Appel
Comme l’écrivain est débordé, c’est Marie-Christine qui m’a dépannée. Texte totalement improvisé sur un coin de comptoir. Ce côté un peu brouillon, urgent et immédiat, et fait par amitié, lui en donne tout son prix et sa saveur.
Alice, sa grande fille, une belle plante de 21 ans, l’a illustré d’une façon très émouvante et personnelle.
« Ce sont deux photos de maman jeune (sans doute prises par papa ??) avec une phrase de moi. Je trouve la photo plus simple qu’un dessin et puis je suis plus inspirée avec une photo là, maintenant. »
APPEL
Quand je t’appelle et que tu ne réponds pas, autant de messages d’amour que tu ne recevras pas.
Quand je fais l’appel et que le caïd de la classe n’est pas là (oh la bonne surprise !) mais que le souffre-douleur n’est pas là non plus… Où sont-ils ? Ensemble ? Comme un loup planqué dans sa bergerie ?
L’appel, celui resté dans toutes les mémoires, de la forêt. Animal.
Pourquoi appelle-t-on ?
Pour se donner des forces ou pour donner l’alerte ? Cri salvateur qui monte de poumons froissés comme du papier à force de crier, l’air qui se dévide et laisse sans voix…
« A » pour ouvrir la bouche et aspirer comme les chimères des temples bouddhistes, le premier élan vers la vie et l’engloutir.
« P » pour expirer…
Vous avez remarqué ? A-P : c’est une respiration, « a » pour inspirer, « p » pour expirer…
Appel murmuré, dit, crié… radiophonique ou télévisuel… Un appel pour la libération de, pour les droits de…, appel pour défendre les…, pour la famine au…, pour les guerres, les prisonniers… Appel au secours… Appel de souffrance qui expire…
Moi, j’appelle la mère d’Alexis, son fils a encore fait des siennes. Tiens, elle passe dans le couloir. En trottinette… Tiens, c’est la première fois que je vois une mère d’élève en trottinette. « Ta mère en trottinette ! » On se balance ça à la récré ! Mais là c’est du live ! Et si je l’appelle, répondra-t-elle ? Ou mon appel se perdra-t-il dans le brouhaha des voix, les sinuosités du couloir, le vent de la vitesse de la trottinette ?
« Je vous appelle pour », mots très officieux qui permettent de demander quelque chose, un entretien, un travail, une erreur à rattraper, « je vous appelle pour… », une manière d’excuse ou de condamnation.

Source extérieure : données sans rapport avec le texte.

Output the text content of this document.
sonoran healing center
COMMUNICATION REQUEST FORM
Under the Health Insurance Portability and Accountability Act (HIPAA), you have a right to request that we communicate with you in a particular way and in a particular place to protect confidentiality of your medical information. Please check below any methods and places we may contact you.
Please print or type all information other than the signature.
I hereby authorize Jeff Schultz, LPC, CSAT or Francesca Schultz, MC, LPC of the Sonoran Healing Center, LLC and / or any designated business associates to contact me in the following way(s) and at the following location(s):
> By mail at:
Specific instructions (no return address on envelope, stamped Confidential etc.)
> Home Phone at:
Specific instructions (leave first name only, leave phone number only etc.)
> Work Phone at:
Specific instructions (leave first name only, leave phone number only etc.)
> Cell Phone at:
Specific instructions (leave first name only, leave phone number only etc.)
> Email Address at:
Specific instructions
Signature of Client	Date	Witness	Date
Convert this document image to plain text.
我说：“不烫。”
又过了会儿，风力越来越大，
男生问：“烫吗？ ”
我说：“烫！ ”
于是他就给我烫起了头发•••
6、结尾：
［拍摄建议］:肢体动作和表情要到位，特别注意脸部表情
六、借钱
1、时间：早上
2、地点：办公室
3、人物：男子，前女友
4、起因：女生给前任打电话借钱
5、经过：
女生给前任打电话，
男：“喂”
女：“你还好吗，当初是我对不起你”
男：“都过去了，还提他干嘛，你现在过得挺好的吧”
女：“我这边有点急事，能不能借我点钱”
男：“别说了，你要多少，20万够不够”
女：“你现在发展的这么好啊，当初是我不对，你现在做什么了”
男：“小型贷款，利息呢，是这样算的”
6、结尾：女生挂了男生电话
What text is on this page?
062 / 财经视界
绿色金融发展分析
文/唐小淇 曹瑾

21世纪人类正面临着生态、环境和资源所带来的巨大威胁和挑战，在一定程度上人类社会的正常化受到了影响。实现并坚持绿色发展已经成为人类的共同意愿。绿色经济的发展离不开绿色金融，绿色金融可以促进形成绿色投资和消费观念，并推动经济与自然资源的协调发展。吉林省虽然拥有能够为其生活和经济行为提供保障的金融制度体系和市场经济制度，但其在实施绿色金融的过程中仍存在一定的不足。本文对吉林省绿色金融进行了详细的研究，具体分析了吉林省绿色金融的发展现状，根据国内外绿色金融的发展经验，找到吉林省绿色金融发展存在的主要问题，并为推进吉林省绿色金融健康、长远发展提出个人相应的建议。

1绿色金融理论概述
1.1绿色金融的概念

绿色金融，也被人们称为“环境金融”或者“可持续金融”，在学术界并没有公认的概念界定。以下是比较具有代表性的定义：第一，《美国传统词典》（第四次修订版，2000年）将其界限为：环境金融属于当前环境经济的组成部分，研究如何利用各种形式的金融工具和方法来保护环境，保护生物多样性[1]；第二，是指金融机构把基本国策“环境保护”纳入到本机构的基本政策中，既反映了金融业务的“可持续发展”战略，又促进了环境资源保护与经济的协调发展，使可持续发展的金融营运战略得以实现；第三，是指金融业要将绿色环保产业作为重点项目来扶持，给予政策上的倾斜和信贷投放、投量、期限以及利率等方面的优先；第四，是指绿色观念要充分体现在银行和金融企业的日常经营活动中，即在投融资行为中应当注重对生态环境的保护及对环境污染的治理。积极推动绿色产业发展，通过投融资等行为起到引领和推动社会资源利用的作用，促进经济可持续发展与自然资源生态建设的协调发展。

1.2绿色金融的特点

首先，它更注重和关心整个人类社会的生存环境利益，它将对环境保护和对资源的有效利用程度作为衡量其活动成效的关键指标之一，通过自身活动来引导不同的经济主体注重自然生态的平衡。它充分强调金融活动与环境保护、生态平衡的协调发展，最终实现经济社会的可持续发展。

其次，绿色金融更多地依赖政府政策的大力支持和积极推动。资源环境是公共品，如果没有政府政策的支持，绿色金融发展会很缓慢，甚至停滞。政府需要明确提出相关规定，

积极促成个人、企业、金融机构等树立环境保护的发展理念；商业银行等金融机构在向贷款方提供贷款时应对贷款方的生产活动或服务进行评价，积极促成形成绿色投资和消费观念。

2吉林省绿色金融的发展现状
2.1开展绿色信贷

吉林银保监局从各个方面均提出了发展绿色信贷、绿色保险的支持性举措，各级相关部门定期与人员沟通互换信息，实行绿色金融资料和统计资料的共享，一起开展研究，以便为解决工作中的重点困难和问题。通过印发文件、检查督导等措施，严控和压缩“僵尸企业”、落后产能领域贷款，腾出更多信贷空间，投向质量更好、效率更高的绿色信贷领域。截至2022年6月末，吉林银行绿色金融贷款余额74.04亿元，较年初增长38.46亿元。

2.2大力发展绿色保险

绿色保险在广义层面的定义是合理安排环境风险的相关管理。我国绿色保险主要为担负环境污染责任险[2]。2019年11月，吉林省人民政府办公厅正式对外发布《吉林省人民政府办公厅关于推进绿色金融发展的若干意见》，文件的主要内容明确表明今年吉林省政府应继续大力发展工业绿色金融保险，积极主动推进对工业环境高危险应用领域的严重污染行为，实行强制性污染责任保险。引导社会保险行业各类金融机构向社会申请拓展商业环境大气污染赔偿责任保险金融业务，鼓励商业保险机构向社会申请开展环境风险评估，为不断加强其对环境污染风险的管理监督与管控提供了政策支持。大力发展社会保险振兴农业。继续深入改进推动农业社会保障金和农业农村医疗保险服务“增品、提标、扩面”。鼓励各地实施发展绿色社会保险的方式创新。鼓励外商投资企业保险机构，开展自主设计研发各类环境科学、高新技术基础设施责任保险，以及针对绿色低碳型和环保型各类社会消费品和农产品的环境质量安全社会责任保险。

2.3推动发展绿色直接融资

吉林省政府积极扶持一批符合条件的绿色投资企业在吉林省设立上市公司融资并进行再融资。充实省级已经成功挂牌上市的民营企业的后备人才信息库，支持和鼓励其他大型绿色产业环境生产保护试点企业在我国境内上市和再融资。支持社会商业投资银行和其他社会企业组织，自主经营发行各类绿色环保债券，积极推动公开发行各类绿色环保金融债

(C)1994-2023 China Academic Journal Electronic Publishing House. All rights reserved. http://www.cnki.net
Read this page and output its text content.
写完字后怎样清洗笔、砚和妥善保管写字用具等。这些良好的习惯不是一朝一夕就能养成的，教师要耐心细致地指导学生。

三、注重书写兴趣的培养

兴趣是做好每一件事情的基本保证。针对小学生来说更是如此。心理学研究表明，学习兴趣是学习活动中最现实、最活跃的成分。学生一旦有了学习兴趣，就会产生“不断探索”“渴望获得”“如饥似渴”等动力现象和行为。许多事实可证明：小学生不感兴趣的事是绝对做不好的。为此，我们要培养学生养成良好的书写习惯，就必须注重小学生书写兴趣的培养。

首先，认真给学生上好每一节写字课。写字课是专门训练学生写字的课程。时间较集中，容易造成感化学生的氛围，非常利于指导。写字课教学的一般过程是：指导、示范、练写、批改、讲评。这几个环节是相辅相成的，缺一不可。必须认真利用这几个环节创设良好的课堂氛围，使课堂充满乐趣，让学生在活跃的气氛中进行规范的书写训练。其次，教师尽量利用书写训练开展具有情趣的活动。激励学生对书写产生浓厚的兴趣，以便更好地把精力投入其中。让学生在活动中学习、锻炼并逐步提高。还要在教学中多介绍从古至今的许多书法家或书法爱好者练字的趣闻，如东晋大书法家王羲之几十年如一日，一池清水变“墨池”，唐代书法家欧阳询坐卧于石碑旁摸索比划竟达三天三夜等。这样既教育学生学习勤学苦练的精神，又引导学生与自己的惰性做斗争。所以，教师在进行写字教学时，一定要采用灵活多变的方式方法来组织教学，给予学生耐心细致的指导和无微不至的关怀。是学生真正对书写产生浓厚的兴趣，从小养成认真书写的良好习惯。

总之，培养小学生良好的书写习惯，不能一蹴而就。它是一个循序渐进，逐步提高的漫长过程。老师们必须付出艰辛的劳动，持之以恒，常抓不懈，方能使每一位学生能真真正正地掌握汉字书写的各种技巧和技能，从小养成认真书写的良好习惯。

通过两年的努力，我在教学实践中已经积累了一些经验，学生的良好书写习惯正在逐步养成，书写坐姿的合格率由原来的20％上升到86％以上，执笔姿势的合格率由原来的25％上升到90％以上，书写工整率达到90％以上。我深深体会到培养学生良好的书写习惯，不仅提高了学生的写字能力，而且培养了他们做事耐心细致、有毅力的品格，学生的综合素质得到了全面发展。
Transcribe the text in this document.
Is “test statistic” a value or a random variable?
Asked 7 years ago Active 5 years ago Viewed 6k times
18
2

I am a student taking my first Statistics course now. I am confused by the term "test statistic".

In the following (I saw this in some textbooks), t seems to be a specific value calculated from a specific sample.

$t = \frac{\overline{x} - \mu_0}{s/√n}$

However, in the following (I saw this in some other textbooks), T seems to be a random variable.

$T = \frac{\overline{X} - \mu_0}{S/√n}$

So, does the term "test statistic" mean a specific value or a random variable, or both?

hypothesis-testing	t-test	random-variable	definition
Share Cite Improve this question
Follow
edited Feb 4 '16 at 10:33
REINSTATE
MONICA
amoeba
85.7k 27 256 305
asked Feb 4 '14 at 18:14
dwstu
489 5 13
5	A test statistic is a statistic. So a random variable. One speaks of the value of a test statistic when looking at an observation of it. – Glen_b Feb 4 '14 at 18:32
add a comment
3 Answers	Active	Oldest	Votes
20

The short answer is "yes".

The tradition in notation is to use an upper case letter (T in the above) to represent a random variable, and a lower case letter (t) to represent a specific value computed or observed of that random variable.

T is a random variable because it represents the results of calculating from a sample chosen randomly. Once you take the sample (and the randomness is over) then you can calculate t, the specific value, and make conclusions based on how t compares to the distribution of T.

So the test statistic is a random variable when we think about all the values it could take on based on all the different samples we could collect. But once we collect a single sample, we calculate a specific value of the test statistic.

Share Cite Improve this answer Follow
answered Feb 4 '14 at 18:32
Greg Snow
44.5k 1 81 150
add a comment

S’excuser de respirer bien sûr, et de vivre, mais aussi faire preuve de révérence « je vous appelle pour… ».
Et toi, si je t’appelle, c’est sans « pour », c’est juste un message d’amour mais depuis que j’y pense, la sonnerie retentit sans que tu décroches.
Après tout, un appel n’appelle pas de réponse, n’est-ce pas ?, c’est juste un point de vie, un point de départ qui se perd dans le cyberespace, les téléphonies mobiles ou pas, l’horizon sans fin d’un cri dans le foisonnement synergique des antennes et des radars du paysage urbain où personne ne répond. Un appel, de toute façon, on ne l’attend pas et rarement on l’entend mais, si cela arrive ?
Alors là, c’est le début d’une autre histoire…
Elle enseigne le français au collège et a le virus du théâtre qu’elle ne manque jamais, contre vents et marées, de transmettre à ses élèves.